The other addition we made in the healthcare field is IMS Health. Here is how the investment came about:

I like cheap stocks (i admit there are many metrics but the two i most commonly use are p/e or ev/ebitda and book/replacement value). In the case of p/e ratios, I prefer to own companies with low p/e's but high operating margins. I figure why should I pay up to own a company with low margins? If I can own a company at 8x p/e and it has 30% ebit margins, shouldn't that be preferable to buying a company at a 15 p/e with 20, 30 or even 40% ebit margins? I have decided to call this idea a PEBIT (pee-bit) ratio.
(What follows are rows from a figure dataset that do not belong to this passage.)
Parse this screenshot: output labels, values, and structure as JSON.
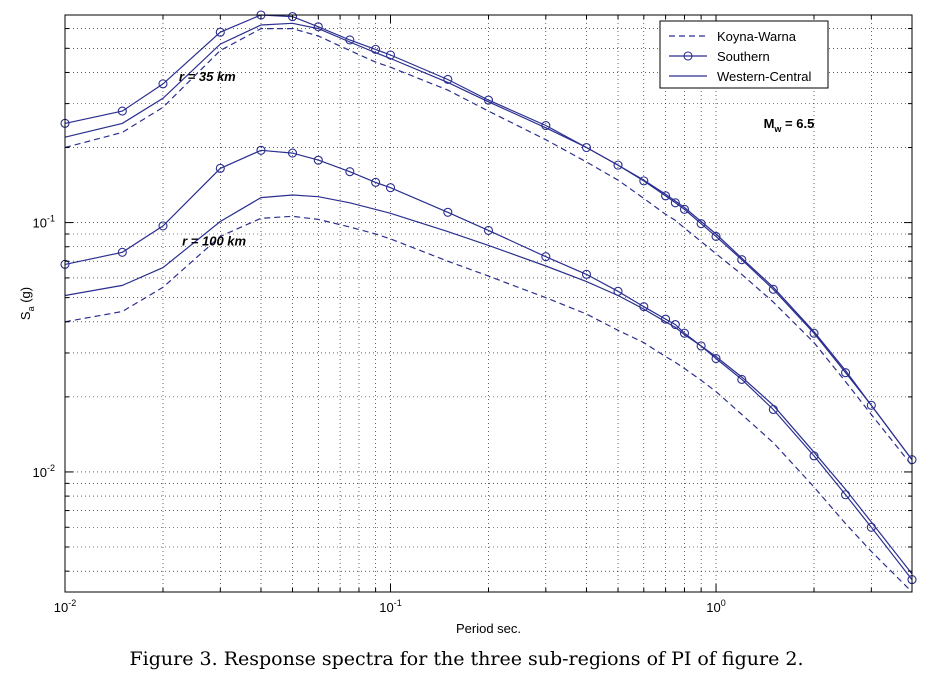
{
  "caption": "Figure 3.   Response spectra for the three sub-regions of PI of figure 2.",
  "chart_data": {
    "type": "line",
    "xscale": "log",
    "yscale": "log",
    "xlim": [
      0.01,
      4
    ],
    "ylim": [
      0.0033,
      0.68
    ],
    "grid": true,
    "xlabel": "Period sec.",
    "ylabel_main": "S",
    "ylabel_sub": "a",
    "ylabel_unit": " (g)",
    "x_ticks": [
      {
        "value": 0.01,
        "base": "10",
        "exp": "-2"
      },
      {
        "value": 0.1,
        "base": "10",
        "exp": "-1"
      },
      {
        "value": 1,
        "base": "10",
        "exp": "0"
      }
    ],
    "y_ticks": [
      {
        "value": 0.01,
        "base": "10",
        "exp": "-2"
      },
      {
        "value": 0.1,
        "base": "10",
        "exp": "-1"
      }
    ],
    "legend_position": "top-right",
    "legend": [
      "Koyna-Warna",
      "Southern",
      "Western-Central"
    ],
    "annotations": [
      {
        "text": "r = 35 km",
        "x": 0.0224,
        "y": 0.37
      },
      {
        "text": "r = 100 km",
        "x": 0.0229,
        "y": 0.081
      },
      {
        "text_main": "M",
        "text_sub": "w",
        "text_rest": " = 6.5",
        "x": 1.4,
        "y": 0.24
      }
    ],
    "series": [
      {
        "name": "Koyna-Warna",
        "group": "r = 35 km",
        "style": "dashed",
        "color": "#2b2f8f",
        "x": [
          0.01,
          0.015,
          0.02,
          0.03,
          0.04,
          0.05,
          0.06,
          0.075,
          0.09,
          0.1,
          0.15,
          0.2,
          0.3,
          0.4,
          0.5,
          0.6,
          0.7,
          0.75,
          0.8,
          0.9,
          1.0,
          1.2,
          1.5,
          2.0,
          2.5,
          3.0,
          4.0
        ],
        "y": [
          0.2,
          0.23,
          0.29,
          0.49,
          0.6,
          0.6,
          0.56,
          0.49,
          0.44,
          0.42,
          0.34,
          0.28,
          0.215,
          0.175,
          0.148,
          0.125,
          0.108,
          0.102,
          0.095,
          0.084,
          0.075,
          0.062,
          0.048,
          0.033,
          0.023,
          0.017,
          0.0106
        ]
      },
      {
        "name": "Southern",
        "group": "r = 35 km",
        "style": "solid-circle",
        "color": "#2b2f8f",
        "x": [
          0.01,
          0.015,
          0.02,
          0.03,
          0.04,
          0.05,
          0.06,
          0.075,
          0.09,
          0.1,
          0.15,
          0.2,
          0.3,
          0.4,
          0.5,
          0.6,
          0.7,
          0.75,
          0.8,
          0.9,
          1.0,
          1.2,
          1.5,
          2.0,
          2.5,
          3.0,
          4.0
        ],
        "y": [
          0.25,
          0.28,
          0.36,
          0.58,
          0.68,
          0.67,
          0.61,
          0.54,
          0.495,
          0.47,
          0.375,
          0.31,
          0.245,
          0.2,
          0.17,
          0.147,
          0.128,
          0.12,
          0.113,
          0.099,
          0.088,
          0.071,
          0.054,
          0.036,
          0.025,
          0.0185,
          0.0112
        ]
      },
      {
        "name": "Western-Central",
        "group": "r = 35 km",
        "style": "solid",
        "color": "#2b2f8f",
        "x": [
          0.01,
          0.015,
          0.02,
          0.03,
          0.04,
          0.05,
          0.06,
          0.075,
          0.09,
          0.1,
          0.15,
          0.2,
          0.3,
          0.4,
          0.5,
          0.6,
          0.7,
          0.75,
          0.8,
          0.9,
          1.0,
          1.2,
          1.5,
          2.0,
          2.5,
          3.0,
          4.0
        ],
        "y": [
          0.22,
          0.25,
          0.315,
          0.52,
          0.62,
          0.63,
          0.6,
          0.53,
          0.48,
          0.455,
          0.365,
          0.305,
          0.24,
          0.2,
          0.17,
          0.148,
          0.13,
          0.122,
          0.115,
          0.101,
          0.09,
          0.072,
          0.055,
          0.0365,
          0.0255,
          0.0185,
          0.0112
        ]
      },
      {
        "name": "Koyna-Warna",
        "group": "r = 100 km",
        "style": "dashed",
        "color": "#2b2f8f",
        "x": [
          0.01,
          0.015,
          0.02,
          0.03,
          0.04,
          0.05,
          0.06,
          0.075,
          0.09,
          0.1,
          0.15,
          0.2,
          0.3,
          0.4,
          0.5,
          0.6,
          0.7,
          0.75,
          0.8,
          0.9,
          1.0,
          1.2,
          1.5,
          2.0,
          2.5,
          3.0,
          4.0
        ],
        "y": [
          0.04,
          0.044,
          0.055,
          0.088,
          0.104,
          0.106,
          0.103,
          0.096,
          0.09,
          0.086,
          0.07,
          0.061,
          0.05,
          0.043,
          0.037,
          0.033,
          0.029,
          0.0275,
          0.026,
          0.0233,
          0.021,
          0.017,
          0.0131,
          0.0087,
          0.0062,
          0.0048,
          0.0033
        ]
      },
      {
        "name": "Southern",
        "group": "r = 100 km",
        "style": "solid-circle",
        "color": "#2b2f8f",
        "x": [
          0.01,
          0.015,
          0.02,
          0.03,
          0.04,
          0.05,
          0.06,
          0.075,
          0.09,
          0.1,
          0.15,
          0.2,
          0.3,
          0.4,
          0.5,
          0.6,
          0.7,
          0.75,
          0.8,
          0.9,
          1.0,
          1.2,
          1.5,
          2.0,
          2.5,
          3.0,
          4.0
        ],
        "y": [
          0.068,
          0.076,
          0.097,
          0.165,
          0.195,
          0.19,
          0.178,
          0.16,
          0.145,
          0.138,
          0.11,
          0.093,
          0.073,
          0.062,
          0.053,
          0.046,
          0.041,
          0.039,
          0.036,
          0.032,
          0.0285,
          0.0235,
          0.0178,
          0.0116,
          0.0081,
          0.006,
          0.0037
        ]
      },
      {
        "name": "Western-Central",
        "group": "r = 100 km",
        "style": "solid",
        "color": "#2b2f8f",
        "x": [
          0.01,
          0.015,
          0.02,
          0.03,
          0.04,
          0.05,
          0.06,
          0.075,
          0.09,
          0.1,
          0.15,
          0.2,
          0.3,
          0.4,
          0.5,
          0.6,
          0.7,
          0.75,
          0.8,
          0.9,
          1.0,
          1.2,
          1.5,
          2.0,
          2.5,
          3.0,
          4.0
        ],
        "y": [
          0.051,
          0.056,
          0.066,
          0.101,
          0.126,
          0.129,
          0.127,
          0.12,
          0.113,
          0.109,
          0.092,
          0.081,
          0.067,
          0.058,
          0.051,
          0.045,
          0.04,
          0.038,
          0.0355,
          0.032,
          0.029,
          0.024,
          0.0185,
          0.012,
          0.0085,
          0.0063,
          0.0039
        ]
      }
    ]
  }
}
It is kind of like PEG (in which you conceptually are willing to pay a higher p/e in exchange for growth), except here you are willing to want to buy the stock that gives you the best operating margin bang for your valuation buck.
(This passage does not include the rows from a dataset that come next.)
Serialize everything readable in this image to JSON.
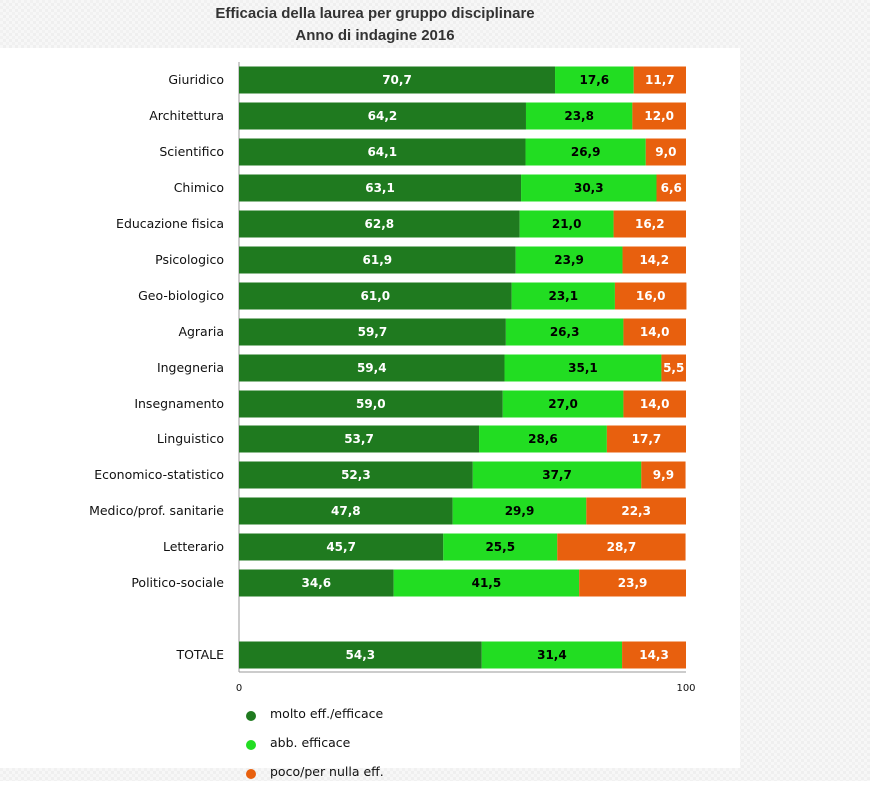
{
  "header": {
    "title": "Efficacia della laurea per gruppo disciplinare",
    "subtitle": "Anno di indagine 2016"
  },
  "chart_data": {
    "type": "bar",
    "orientation": "horizontal",
    "stacked": true,
    "title": "Efficacia della laurea per gruppo disciplinare",
    "subtitle": "Anno di indagine 2016",
    "categories": [
      "Giuridico",
      "Architettura",
      "Scientifico",
      "Chimico",
      "Educazione fisica",
      "Psicologico",
      "Geo-biologico",
      "Agraria",
      "Ingegneria",
      "Insegnamento",
      "Linguistico",
      "Economico-statistico",
      "Medico/prof. sanitarie",
      "Letterario",
      "Politico-sociale",
      "TOTALE"
    ],
    "series": [
      {
        "name": "molto eff./efficace",
        "color": "#1f7a1f",
        "values": [
          70.7,
          64.2,
          64.1,
          63.1,
          62.8,
          61.9,
          61.0,
          59.7,
          59.4,
          59.0,
          53.7,
          52.3,
          47.8,
          45.7,
          34.6,
          54.3
        ]
      },
      {
        "name": "abb. efficace",
        "color": "#22dd22",
        "values": [
          17.6,
          23.8,
          26.9,
          30.3,
          21.0,
          23.9,
          23.1,
          26.3,
          35.1,
          27.0,
          28.6,
          37.7,
          29.9,
          25.5,
          41.5,
          31.4
        ]
      },
      {
        "name": "poco/per nulla eff.",
        "color": "#e8600e",
        "values": [
          11.7,
          12.0,
          9.0,
          6.6,
          16.2,
          14.2,
          16.0,
          14.0,
          5.5,
          14.0,
          17.7,
          9.9,
          22.3,
          28.7,
          23.9,
          14.3
        ]
      }
    ],
    "data_labels": [
      [
        "70,7",
        "64,2",
        "64,1",
        "63,1",
        "62,8",
        "61,9",
        "61,0",
        "59,7",
        "59,4",
        "59,0",
        "53,7",
        "52,3",
        "47,8",
        "45,7",
        "34,6",
        "54,3"
      ],
      [
        "17,6",
        "23,8",
        "26,9",
        "30,3",
        "21,0",
        "23,9",
        "23,1",
        "26,3",
        "35,1",
        "27,0",
        "28,6",
        "37,7",
        "29,9",
        "25,5",
        "41,5",
        "31,4"
      ],
      [
        "11,7",
        "12,0",
        "9,0",
        "6,6",
        "16,2",
        "14,2",
        "16,0",
        "14,0",
        "5,5",
        "14,0",
        "17,7",
        "9,9",
        "22,3",
        "28,7",
        "23,9",
        "14,3"
      ]
    ],
    "value_label_colors": [
      "#ffffff",
      "#000000",
      "#ffffff"
    ],
    "xlim": [
      0,
      100
    ],
    "x_ticks": [
      {
        "value": 0,
        "label": "0"
      },
      {
        "value": 100,
        "label": "100"
      }
    ],
    "xlabel": "",
    "ylabel": "",
    "grid": false,
    "legend_position": "bottom-left",
    "legend_marker": "circle"
  }
}
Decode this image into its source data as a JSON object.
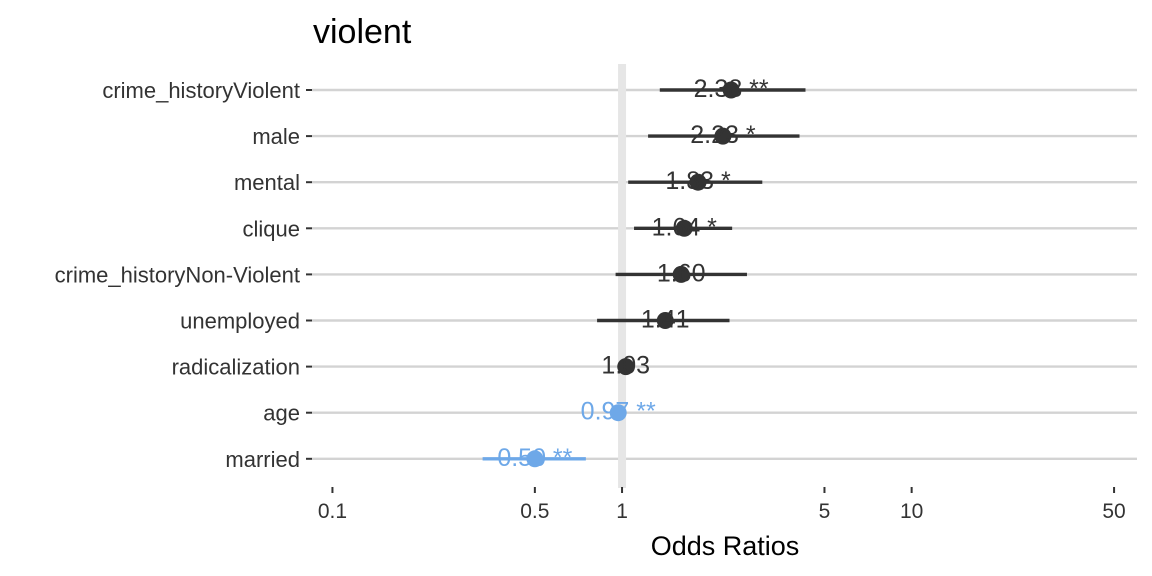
{
  "chart_data": {
    "type": "scatter",
    "title": "violent",
    "xlabel": "Odds Ratios",
    "ylabel": "",
    "x_scale": "log",
    "xlim": [
      0.085,
      60
    ],
    "x_ticks": [
      {
        "value": 0.1,
        "label": "0.1"
      },
      {
        "value": 0.5,
        "label": "0.5"
      },
      {
        "value": 1,
        "label": "1"
      },
      {
        "value": 5,
        "label": "5"
      },
      {
        "value": 10,
        "label": "10"
      },
      {
        "value": 50,
        "label": "50"
      }
    ],
    "reference_line": 1,
    "grid": true,
    "legend": "none",
    "colors": {
      "positive": "#333333",
      "negative": "#6ea8e8",
      "reference": "#e6e6e6",
      "grid": "#d3d3d3"
    },
    "terms": [
      {
        "term": "crime_historyViolent",
        "estimate": 2.38,
        "ci_low": 1.35,
        "ci_high": 4.3,
        "label": "2.38 **",
        "direction": "positive"
      },
      {
        "term": "male",
        "estimate": 2.23,
        "ci_low": 1.23,
        "ci_high": 4.1,
        "label": "2.23 *",
        "direction": "positive"
      },
      {
        "term": "mental",
        "estimate": 1.83,
        "ci_low": 1.05,
        "ci_high": 3.05,
        "label": "1.83 *",
        "direction": "positive"
      },
      {
        "term": "clique",
        "estimate": 1.64,
        "ci_low": 1.1,
        "ci_high": 2.4,
        "label": "1.64 *",
        "direction": "positive"
      },
      {
        "term": "crime_historyNon-Violent",
        "estimate": 1.6,
        "ci_low": 0.95,
        "ci_high": 2.7,
        "label": "1.60",
        "direction": "positive"
      },
      {
        "term": "unemployed",
        "estimate": 1.41,
        "ci_low": 0.82,
        "ci_high": 2.35,
        "label": "1.41",
        "direction": "positive"
      },
      {
        "term": "radicalization",
        "estimate": 1.03,
        "ci_low": 1.0,
        "ci_high": 1.06,
        "label": "1.03",
        "direction": "positive"
      },
      {
        "term": "age",
        "estimate": 0.97,
        "ci_low": 0.955,
        "ci_high": 0.985,
        "label": "0.97 **",
        "direction": "negative"
      },
      {
        "term": "married",
        "estimate": 0.5,
        "ci_low": 0.33,
        "ci_high": 0.75,
        "label": "0.50 **",
        "direction": "negative"
      }
    ]
  }
}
I ran a quick screen for US companies with p/e<20,>20% ebit mgn and EV>1000. Three hundred companies fit the bill and the top 1/3 had PEBITs of <0.3. A lot of these were financial names, commodity oriented names, or levered radio/broadcasting companies. However a few stood out (I was happy to see MSFT which we already owned came out on the list at a 0.25 PEBIT--8x p/e and 32%+ ebit margin), one of which was IMS Health. For a frame of reference, less than 1/3 of the companies in the S&P have a PEBIT of <0.5.
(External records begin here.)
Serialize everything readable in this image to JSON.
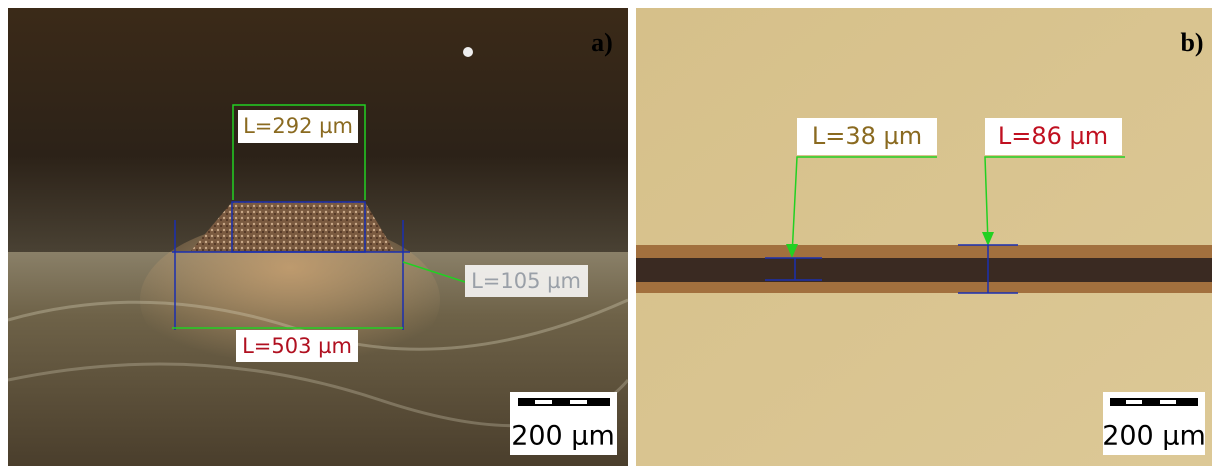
{
  "panels": [
    {
      "label": "a)",
      "measurements": [
        "L=292 µm",
        "L=105 µm",
        "L=503 µm"
      ],
      "scale_bar": "200 µm"
    },
    {
      "label": "b)",
      "measurements": [
        "L=38 µm",
        "L=86 µm"
      ],
      "scale_bar": "200 µm"
    }
  ]
}
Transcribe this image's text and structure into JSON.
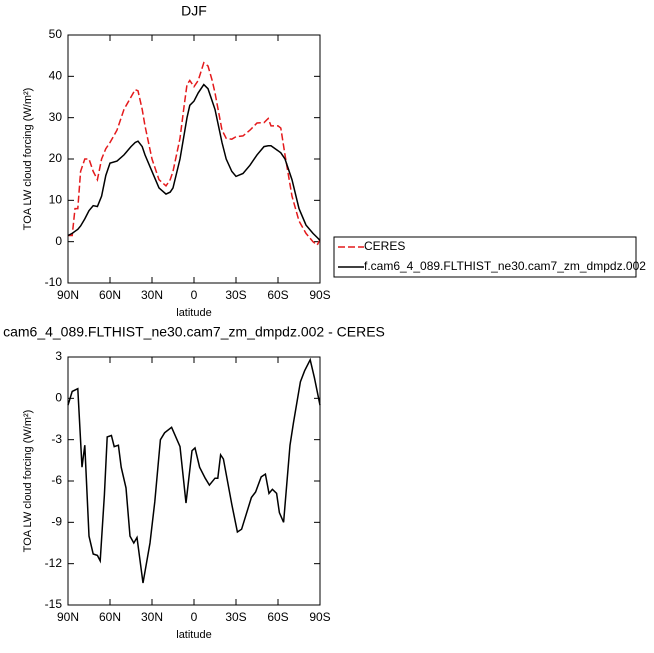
{
  "chart_data": [
    {
      "type": "line",
      "title": "DJF",
      "xlabel": "latitude",
      "ylabel": "TOA LW cloud forcing (W/m²)",
      "x": [
        90,
        87,
        85,
        83,
        81,
        78,
        75,
        72,
        69,
        66,
        63,
        60,
        55,
        50,
        45,
        42,
        40,
        37,
        35,
        30,
        25,
        20,
        17,
        15,
        10,
        7,
        5,
        3,
        0,
        -3,
        -7,
        -10,
        -13,
        -15,
        -20,
        -23,
        -27,
        -30,
        -35,
        -40,
        -45,
        -50,
        -53,
        -55,
        -60,
        -62,
        -65,
        -70,
        -75,
        -80,
        -85,
        -88,
        -90
      ],
      "series": [
        {
          "name": "CERES",
          "color": "#e41a1c",
          "dash": true,
          "values": [
            1.5,
            1.5,
            8,
            8,
            17,
            20,
            20,
            17,
            15,
            20,
            22.5,
            24,
            27,
            32,
            35,
            36.8,
            36.5,
            32,
            28,
            20,
            15,
            13.5,
            15,
            17,
            25,
            33,
            38,
            39,
            37.5,
            39,
            43.3,
            42.5,
            39,
            36,
            27,
            25,
            24.8,
            25.4,
            25.6,
            27,
            28.7,
            28.8,
            29.8,
            28,
            28,
            27.5,
            21,
            11,
            5,
            2,
            0,
            -0.8,
            0.5
          ]
        },
        {
          "name": "f.cam6_4_089.FLTHIST_ne30.cam7_zm_dmpdz.002",
          "color": "#000000",
          "dash": false,
          "values": [
            1.5,
            2,
            2.5,
            3,
            3.8,
            5.5,
            7.5,
            8.7,
            8.5,
            11,
            16,
            19,
            19.5,
            21,
            23,
            24,
            24.3,
            23,
            21,
            17,
            13,
            11.5,
            12,
            13,
            20,
            26,
            30,
            33,
            34,
            36,
            38,
            37,
            34,
            32,
            24,
            20,
            17,
            15.8,
            16.5,
            18.5,
            21,
            23,
            23.2,
            23.2,
            22,
            21.5,
            20,
            15,
            8,
            4,
            2,
            1,
            0.3
          ]
        }
      ],
      "xlim": [
        90,
        -90
      ],
      "xticks": [
        {
          "value": 90,
          "label": "90N"
        },
        {
          "value": 60,
          "label": "60N"
        },
        {
          "value": 30,
          "label": "30N"
        },
        0,
        {
          "value": -30,
          "label": "30S"
        },
        {
          "value": -60,
          "label": "60S"
        },
        {
          "value": -90,
          "label": "90S"
        }
      ],
      "ylim": [
        -10,
        50
      ],
      "yticks": [
        -10,
        0,
        10,
        20,
        30,
        40,
        50
      ],
      "legend": "right"
    },
    {
      "type": "line",
      "title": "cam6_4_089.FLTHIST_ne30.cam7_zm_dmpdz.002 - CERES",
      "xlabel": "latitude",
      "ylabel": "TOA LW cloud forcing (W/m²)",
      "x": [
        90,
        87,
        83,
        80,
        78,
        75,
        72,
        69,
        67,
        64,
        62,
        59,
        57,
        54,
        52,
        48.6,
        45.7,
        43,
        40.7,
        36.4,
        31.4,
        28,
        24,
        21,
        16,
        10,
        5.7,
        1.4,
        -0.7,
        -4,
        -8,
        -11,
        -15,
        -17,
        -19,
        -21,
        -27,
        -31,
        -34,
        -41,
        -44,
        -48,
        -51,
        -53.6,
        -56,
        -59,
        -61,
        -64,
        -68.6,
        -71,
        -76,
        -79,
        -83,
        -86,
        -90
      ],
      "values": [
        -0.5,
        0.5,
        0.7,
        -5,
        -3.4,
        -10,
        -11.3,
        -11.4,
        -11.8,
        -7,
        -2.8,
        -2.7,
        -3.5,
        -3.4,
        -5,
        -6.5,
        -10,
        -10.5,
        -10.1,
        -13.4,
        -10.5,
        -7.5,
        -3,
        -2.5,
        -2.1,
        -3.5,
        -7.6,
        -3.8,
        -3.6,
        -5,
        -5.8,
        -6.3,
        -5.8,
        -5.8,
        -4.1,
        -4.4,
        -7.7,
        -9.7,
        -9.5,
        -7.2,
        -6.8,
        -5.7,
        -5.5,
        -6.9,
        -6.6,
        -6.9,
        -8.3,
        -9,
        -3.4,
        -1.8,
        1.2,
        2,
        2.8,
        1.5,
        -0.5
      ],
      "color": "#000000",
      "xlim": [
        90,
        -90
      ],
      "xticks": [
        {
          "value": 90,
          "label": "90N"
        },
        {
          "value": 60,
          "label": "60N"
        },
        {
          "value": 30,
          "label": "30N"
        },
        0,
        {
          "value": -30,
          "label": "30S"
        },
        {
          "value": -60,
          "label": "60S"
        },
        {
          "value": -90,
          "label": "90S"
        }
      ],
      "ylim": [
        -15,
        3
      ],
      "yticks": [
        -15,
        -12,
        -9,
        -6,
        -3,
        0,
        3
      ]
    }
  ]
}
IMS is a medical sells market research for otc and prescrpition pharmaceutical products. Basically they sell prescription data. I was familiar with IMS Health from a previous investment project. In 2005 IMS Health had tried to merge with VNU, a Dutch company that also was in the measurement/data business--it owned Nielsen (the Nielsen ratings). The deal was blocked after shareholders of VNU argued they could gain a better return if the company were more efficiently run. It was a big Event driven idea in 05-06 (as arbs tried to reverse the deal and load up on VNU stock. The company was eventually sold to a consortium of private equity investors). During that time i was lucky enough to meet with IMS's management. Although I knew VNU shareholders weren't crazy about the deal with IMS, it was mostly because of their dislike for VNU management more than anything wrong with IMS. In fact i actually thought the IMS management seemed pretty good. I have to admit i didnt follow IMS much after 2006, but when i came across it a few weeks ago, the name did ring a bell. Plus, I figured good data helps companies make better decisions, so there may be something to their business. The stock was trading at $12.50, on eps estimate of $1.70 for 2009, or 7x p/e. I read the most recent earnings transcript for RX and the $1.70 seemed doable. Even more attractive was the company's 12mo trailing operating margin of 20-25%. paying 7x for 20% ebit margins in a business that I hope is not cyclical (like commodities) and should have a good macro trend seemed reasonable.